Mr. Biden, a 2020 presidential candidate, delivered a sharp rebuke of Mr. Trump’s approach to world affairs, saying his erratic behavior and failure to uphold basic Democratic principles have weakened the nation.

“The threat that I believe President Trump poses to our national security and where we are as a country is extreme and I don’t think we can afford to ignore it,” Mr. Biden said in New York.

“Make no mistake about it, the world sees Trump for what he is — insincere, ill-informed and impulsive, and sometimes corrupt, dangerously incompetent and incapable in my view of world leadership and leadership at home,” he said. “It is why we have seen such a precipitous drop in the way the rest of the world sees the United States of America.”

Mr.

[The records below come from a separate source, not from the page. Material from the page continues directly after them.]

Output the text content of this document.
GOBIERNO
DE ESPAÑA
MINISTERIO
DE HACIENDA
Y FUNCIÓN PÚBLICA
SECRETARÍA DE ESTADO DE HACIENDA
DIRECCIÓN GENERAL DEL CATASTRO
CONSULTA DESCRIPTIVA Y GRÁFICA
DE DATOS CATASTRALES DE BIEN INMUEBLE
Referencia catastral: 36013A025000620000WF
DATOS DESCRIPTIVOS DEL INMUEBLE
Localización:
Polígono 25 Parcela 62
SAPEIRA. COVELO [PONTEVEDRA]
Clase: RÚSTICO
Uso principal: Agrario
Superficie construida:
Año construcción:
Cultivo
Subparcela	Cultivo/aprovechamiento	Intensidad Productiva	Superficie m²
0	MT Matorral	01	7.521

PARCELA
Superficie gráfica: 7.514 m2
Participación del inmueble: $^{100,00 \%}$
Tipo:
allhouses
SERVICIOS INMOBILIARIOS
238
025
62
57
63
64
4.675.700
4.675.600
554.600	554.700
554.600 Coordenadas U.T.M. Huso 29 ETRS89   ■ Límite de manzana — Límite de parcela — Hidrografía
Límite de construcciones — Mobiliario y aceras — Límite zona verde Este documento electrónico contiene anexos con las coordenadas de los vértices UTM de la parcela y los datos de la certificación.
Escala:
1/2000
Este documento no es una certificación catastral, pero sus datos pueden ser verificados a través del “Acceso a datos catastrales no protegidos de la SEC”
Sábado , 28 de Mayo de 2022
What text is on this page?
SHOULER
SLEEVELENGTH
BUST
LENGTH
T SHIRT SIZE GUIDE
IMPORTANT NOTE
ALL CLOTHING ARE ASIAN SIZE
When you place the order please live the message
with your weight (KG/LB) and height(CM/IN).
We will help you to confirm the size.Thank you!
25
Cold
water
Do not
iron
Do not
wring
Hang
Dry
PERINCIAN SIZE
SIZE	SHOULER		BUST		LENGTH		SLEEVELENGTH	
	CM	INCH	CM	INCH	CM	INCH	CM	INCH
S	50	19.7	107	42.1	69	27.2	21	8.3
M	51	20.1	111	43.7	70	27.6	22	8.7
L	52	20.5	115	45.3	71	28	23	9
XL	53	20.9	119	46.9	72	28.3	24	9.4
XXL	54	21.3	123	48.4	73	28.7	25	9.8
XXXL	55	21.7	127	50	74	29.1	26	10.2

Biden has long held that his foreign policy chops give him a leg up on the rest of the field of 2020 presidential contenders.



The former vice president sought to steer the discussion back to the nation’s role in world affairs issues after stumbling in the opening presidential debate and watching as his lead shrink in the polls.

Mr. Biden said the nation can restore its image by sending Mr. Trump packing in the 2020 election and embracing a new direction that promotes U.S. alliances abroad and makes a clear message that the nation will not “coddle dictators.”

He criticized Mr. Trump’s relationships with President Vladimir Putin of Russia and Kim Jong-un of North Korea.

He said it is time to bring the “vast majority” of combat troops out of Afghanistan and to end support for Saudi Arabia’s intervention in Yemen. He vowed to sustain “our iron-clad commitments to Israel’s security.”

“Regardless of how much you may disagree with its present leader, it is essential,” Mr. Biden said, alluding to Prime Minister Benjamin Netanyahu.

He said he would restore the nation’s ties with NATO, invest more in diplomacy and host a global “Summit for Democracy” to “renew the spirit and shared purpose of the nations of the Free World.” He also said he would rejoin the Paris Climate accord as well as the Iran Nuclear Deal if Tehran returns to compliance under the deal.

If the United States wants to restore its ability to rally the free world, Mr. Biden said the nation must lead by example at home by repairing the democracy at home. He said he wants to strengthen the nation’s schools, do more to protect the election system and make sure “foreign dark money” doesn’t pollute the nation’s politics.

“Democracy is the root of our society, the wellspring of our power, and the source of our renewal. It strengthens and amplifies our leadership to keep us safe in the world. It is the engine of our ingenuity that drives our economic prosperity,” his plan read. “It is the heart of who we are and how we see the world — and how the world sees us. That is why America’s ability to be a force for progress in the world and to mobilize collective action starts at home.”

On immigration, Mr. Biden said he’d reverse the Trump administration’s asylum policies, end the separation of migrant families at the border and stop holding immigrant children in for-profit prisons.

He also said he would bring back the daily press briefings at the White House that have been abandoned on Mr. Trump’s watch.

Mr. Biden said the “fates of nations are more intertwined than they’ve ever been” on issues ranging from climate change to nuclear proliferation and international terrorism.

“None of them can be resolved by the United States alone, or any nation action alone,” he said. “American security, prosperity and our way of life requires the strongest possible network of partners and alliances working alongside one another. Donald Trump’s brand of ‘America First’ has too often led to America alone, making it much harder to mobilize others to address the threats to our common well-being.”